Unlike the extremely slow technology transition for the high end server CPUs, we've got much faster plans by Intel to embrace the mainstream CPU line into the entry level workstations and servers. So, while the Ivy Bridge based Xeon E5 v2 will be out likely early to mid next year, well over a year after the Ivy Bridge desktops, and same for the Haswell based Xeon E5 v3 a year later, the 'Xeon E3' parts don't suffer that fate – well, they are the rebadged desktop parts after all. The Ivy Bridge based Xeon E3 v2 was available soon after the desktop Ivy Bridge parts.
Therefore, soon after the desktop LGA1150 Haswell platform arrives early next year, it will be followed by 'Xeon E3 v3' follow up and its associated Denlow platform. Using the very same quad core dual channel DDR3 die, with GT3 graphics option and L4 external cache die (this time used for 3-D workstation tasks), and the new platform will have a bunch of Intel's own uATX boards supporting it. With the improved memory controller, two ECC DIMMs per channel will now run at DDR3-1600 speed, according to Intel material – but then, we see that running without problems even at higher speeds with Ivy Bridge anyway.
The key Haswell improvements, like higher efficiency core with more instructions per clock, as well as FMA and integer handling extensions for AVX, will see greater benefits in workstations than in servers. The lower per core power consumption and fully integrated voltage regulation within the chip, though, will be more beneficial for the entry level server folk. Otherwise, the system features at board level will look pretty much the same as Ivy Bridge, with 16 PCIe v3 lanes, USB3, SATA3 and other interfaces thrown in.
One interesting usage model for the Xeon E3 v3 next year is the super compact OpenGL & OpenCL certified 3-D mini workstation for architectural, engineering and multimedia use, where 'good enough' performance – remember the AMD speak for their APU here – coupled with key apps certification, could help Intel break further into the Nvidia-dominated workstation space and kick out low end Quadros along the way.

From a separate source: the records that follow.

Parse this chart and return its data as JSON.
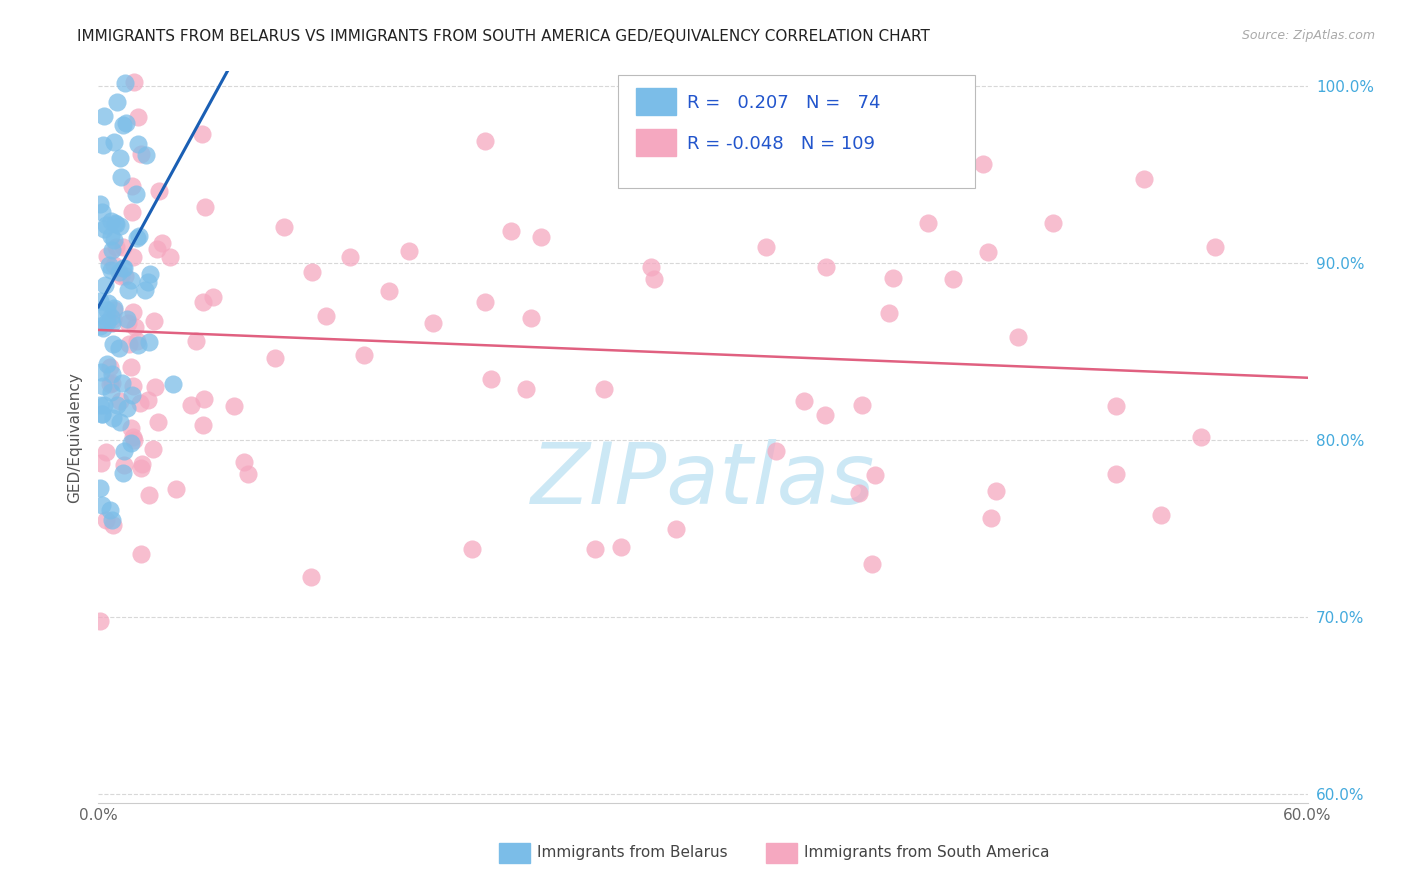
{
  "title": "IMMIGRANTS FROM BELARUS VS IMMIGRANTS FROM SOUTH AMERICA GED/EQUIVALENCY CORRELATION CHART",
  "source": "Source: ZipAtlas.com",
  "ylabel": "GED/Equivalency",
  "xmin": 0.0,
  "xmax": 0.6,
  "ymin": 0.595,
  "ymax": 1.008,
  "x_ticks": [
    0.0,
    0.1,
    0.2,
    0.3,
    0.4,
    0.5,
    0.6
  ],
  "x_tick_labels": [
    "0.0%",
    "",
    "",
    "",
    "",
    "",
    "60.0%"
  ],
  "y_ticks": [
    0.6,
    0.7,
    0.8,
    0.9,
    1.0
  ],
  "y_tick_labels": [
    "60.0%",
    "70.0%",
    "80.0%",
    "90.0%",
    "100.0%"
  ],
  "R_belarus": 0.207,
  "N_belarus": 74,
  "R_south_america": -0.048,
  "N_south_america": 109,
  "color_belarus": "#7bbde8",
  "color_south_america": "#f5a8c0",
  "trendline_belarus": "#1a5fb4",
  "trendline_south": "#e06080",
  "watermark_color": "#cce8f5",
  "grid_color": "#d8d8d8",
  "title_color": "#222222",
  "source_color": "#aaaaaa",
  "right_tick_color": "#44aadd",
  "legend_text_color": "#2255cc",
  "seed": 77
}
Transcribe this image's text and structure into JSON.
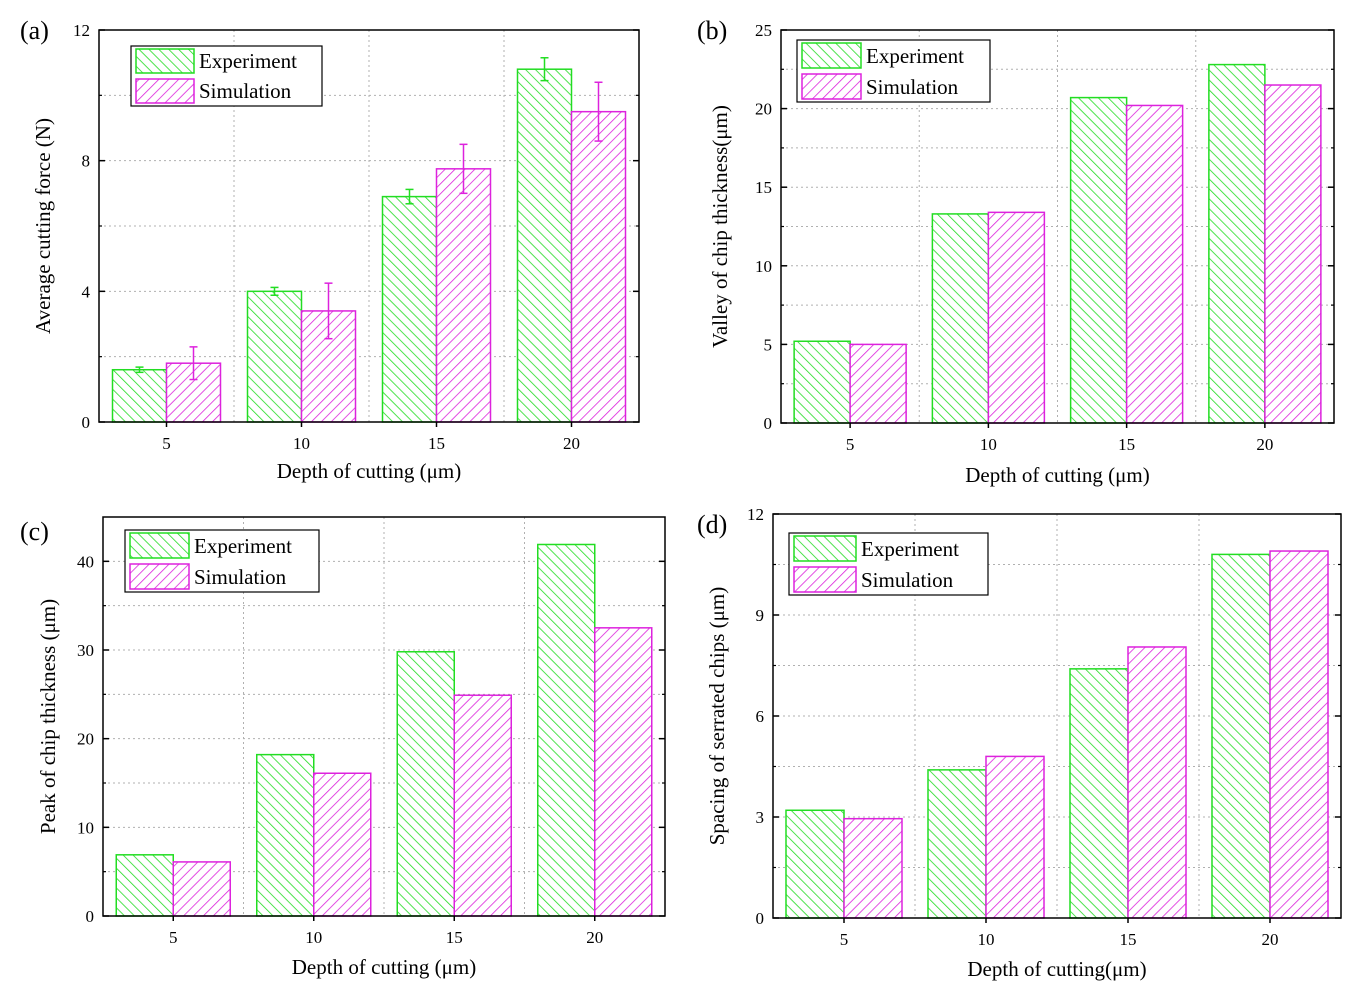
{
  "colors": {
    "experiment": "#22dd22",
    "simulation": "#dd22dd",
    "grid": "#b0b0b0"
  },
  "chart_data": [
    {
      "panel_label": "(a)",
      "type": "bar",
      "categories": [
        "5",
        "10",
        "15",
        "20"
      ],
      "xlabel": "Depth of cutting (μm)",
      "ylabel": "Average cutting force (N)",
      "ylim": [
        0,
        12
      ],
      "yticks": [
        0,
        4,
        8,
        12
      ],
      "ytick_labels": [
        "0",
        "4",
        "8",
        "12"
      ],
      "grid": true,
      "legend_position": "top-left",
      "series": [
        {
          "name": "Experiment",
          "values": [
            1.6,
            4.0,
            6.9,
            10.8
          ],
          "errors": [
            0.08,
            0.12,
            0.22,
            0.35
          ]
        },
        {
          "name": "Simulation",
          "values": [
            1.8,
            3.4,
            7.75,
            9.5
          ],
          "errors": [
            0.5,
            0.85,
            0.75,
            0.9
          ]
        }
      ]
    },
    {
      "panel_label": "(b)",
      "type": "bar",
      "categories": [
        "5",
        "10",
        "15",
        "20"
      ],
      "xlabel": "Depth of cutting (μm)",
      "ylabel": "Valley of chip thickness(μm)",
      "ylim": [
        0,
        25
      ],
      "yticks": [
        0,
        5,
        10,
        15,
        20,
        25
      ],
      "ytick_labels": [
        "0",
        "5",
        "10",
        "15",
        "20",
        "25"
      ],
      "grid": true,
      "legend_position": "top-left",
      "series": [
        {
          "name": "Experiment",
          "values": [
            5.2,
            13.3,
            20.7,
            22.8
          ]
        },
        {
          "name": "Simulation",
          "values": [
            5.0,
            13.4,
            20.2,
            21.5
          ]
        }
      ]
    },
    {
      "panel_label": "(c)",
      "type": "bar",
      "categories": [
        "5",
        "10",
        "15",
        "20"
      ],
      "xlabel": "Depth of cutting (μm)",
      "ylabel": "Peak of chip thickness (μm)",
      "ylim": [
        0,
        45
      ],
      "yticks": [
        0,
        10,
        20,
        30,
        40
      ],
      "ytick_labels": [
        "0",
        "10",
        "20",
        "30",
        "40"
      ],
      "grid": true,
      "legend_position": "top-left",
      "series": [
        {
          "name": "Experiment",
          "values": [
            6.9,
            18.2,
            29.8,
            41.9
          ]
        },
        {
          "name": "Simulation",
          "values": [
            6.1,
            16.1,
            24.9,
            32.5
          ]
        }
      ]
    },
    {
      "panel_label": "(d)",
      "type": "bar",
      "categories": [
        "5",
        "10",
        "15",
        "20"
      ],
      "xlabel": "Depth of cutting(μm)",
      "ylabel": "Spacing of serrated chips (μm)",
      "ylim": [
        0,
        12
      ],
      "yticks": [
        0,
        3,
        6,
        9,
        12
      ],
      "ytick_labels": [
        "0",
        "3",
        "6",
        "9",
        "12"
      ],
      "grid": true,
      "legend_position": "top-left",
      "series": [
        {
          "name": "Experiment",
          "values": [
            3.2,
            4.4,
            7.4,
            10.8
          ]
        },
        {
          "name": "Simulation",
          "values": [
            2.95,
            4.8,
            8.05,
            10.9
          ]
        }
      ]
    }
  ]
}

AMD "Trinity" based workstation APUs attack the same category, by the way.
Either way, it's kind of pity that Intel seems to widen the gap between the mainstream and high end parts further as we go along. Look at the Ivy Bridge example – the desktop parts arrive in 2Q 2012, the server ones likely only in 2Q 2013, and the poor sods depending on the high end desktop LGA2011 may have to wait till 3Q 2013! Well, when one is the sole leader at the top, well, he can afford to delay and nix the schedule as he wishes, as there is no other vendor breathing down its neck – Chimpzilla, where art thou? Do we need a new challenger?